Abandoned (1949)
6/10
Gritty subject matter but lacks courage in its execution
27 November 2023
Obviously no major Hollywood studio was going to release such a gritty movie in 1949. The subject matter is babies born out of wedlock, then sold off by a nefarious baby broker.

Raymond Burr as one of the henchmen carries his weight, so to speak. So does Marjorie Rambeau as the baby broker. Will Kuluva nearly steals the movie as the mobster in charge of ''protecting" Rambeau's racket.

That brings us to the good guys, in reverse order of billing:

Jeff Chandler as the straight-arrow but barely competent inspector in the DA's office. Maybe the writers intended Chandler to most or less function as O'Keefe's setup man, but the character is a cardboard cutout.

Gale Storm - apparently known as a 1950s TV comedienne - does very well as the damsel in distress. Was she pregnant during sh00ting or did she have the world's ugliest body? I'm pretty sure her overcoat stays buttoned up the entire movie.

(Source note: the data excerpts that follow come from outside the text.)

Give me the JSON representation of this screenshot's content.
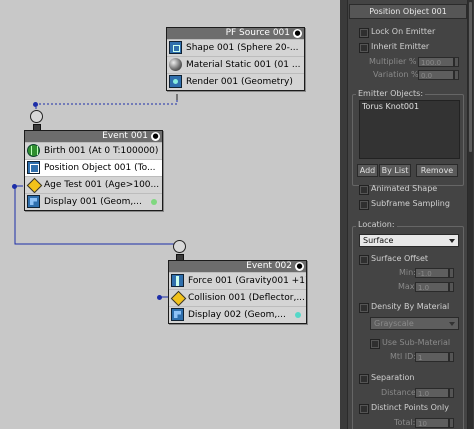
{
  "nodes": {
    "pf_source": {
      "title": "PF Source 001",
      "rows": [
        {
          "label": "Shape 001 (Sphere 20-...",
          "icon": "shape-icon"
        },
        {
          "label": "Material Static 001 (01 ...",
          "icon": "material-icon"
        },
        {
          "label": "Render 001 (Geometry)",
          "icon": "render-icon"
        }
      ]
    },
    "event1": {
      "title": "Event 001",
      "rows": [
        {
          "label": "Birth 001 (At 0 T:100000)",
          "icon": "birth-icon"
        },
        {
          "label": "Position Object 001 (To...",
          "icon": "position-icon"
        },
        {
          "label": "Age Test 001 (Age>100...",
          "icon": "test-icon"
        },
        {
          "label": "Display 001 (Geom,...",
          "icon": "display-icon",
          "dot_color": "#7fd87f"
        }
      ]
    },
    "event2": {
      "title": "Event 002",
      "rows": [
        {
          "label": "Force 001 (Gravity001 +1)",
          "icon": "force-icon"
        },
        {
          "label": "Collision 001 (Deflector,...",
          "icon": "test-icon"
        },
        {
          "label": "Display 002 (Geom,...",
          "icon": "display-icon",
          "dot_color": "#55d8c8"
        }
      ]
    }
  },
  "panel": {
    "title": "Position Object 001",
    "lock_on_emitter": "Lock On Emitter",
    "inherit_emitter": "Inherit Emitter",
    "multiplier_label": "Multiplier %",
    "multiplier_value": "100.0",
    "variation_label": "Variation %",
    "variation_value": "0.0",
    "emitter_objects_label": "Emitter Objects:",
    "emitter_objects": [
      "Torus Knot001"
    ],
    "add_label": "Add",
    "by_list_label": "By List",
    "remove_label": "Remove",
    "animated_shape": "Animated Shape",
    "subframe_sampling": "Subframe Sampling",
    "location_label": "Location:",
    "location_value": "Surface",
    "surface_offset": "Surface Offset",
    "min_label": "Min:",
    "min_value": "-1.0",
    "max_label": "Max:",
    "max_value": "1.0",
    "density_by_material": "Density By Material",
    "density_dropdown": "Grayscale",
    "use_sub_material": "Use Sub-Material",
    "mtl_id_label": "Mtl ID:",
    "mtl_id_value": "1",
    "separation": "Separation",
    "distance_label": "Distance:",
    "distance_value": "1.0",
    "distinct_points_only": "Distinct Points Only",
    "total_label": "Total:",
    "total_value": "10"
  },
  "colors": {
    "link_blue": "#1d2ea8",
    "title_bar": "#6d6d6d",
    "selected_row": "#ffffff",
    "dropdown_active": "#e8e8e8"
  }
}
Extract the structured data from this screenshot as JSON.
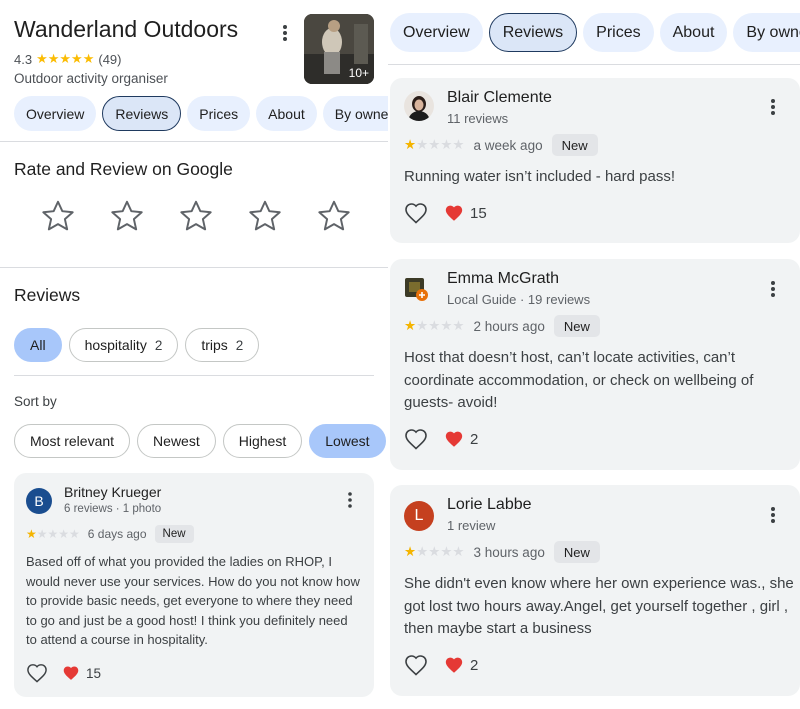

And lastly we have headliner Dennis O'Keefe as the nosy newspaper reporter who - as we've seen in hundreds of movies - does more investigative work than the coppers. That's fine, as move tropes go. But the screenwriters also infused his dialogue with snappy one-liners. One or two in a movie can be fine. But it becomes a little much after a while in this movie. He's got more zingers than Rodney Dangerfield, and it sands the edges off a gritty story. It starts to feel like an SCTV spoof starring Dave Thomas as the reporter and Joe Flaherty as the cop. Andrea Martin would have played the dame.

The end result is a movie with extremly adult subject matter, a torture scene and an anti-climactice fight. And a very unsatisfying ending.

As if often the case, I enjoyed Eddie Muller's intro and outro to the movie on TCM's Noir Alley more than I did the actual movie.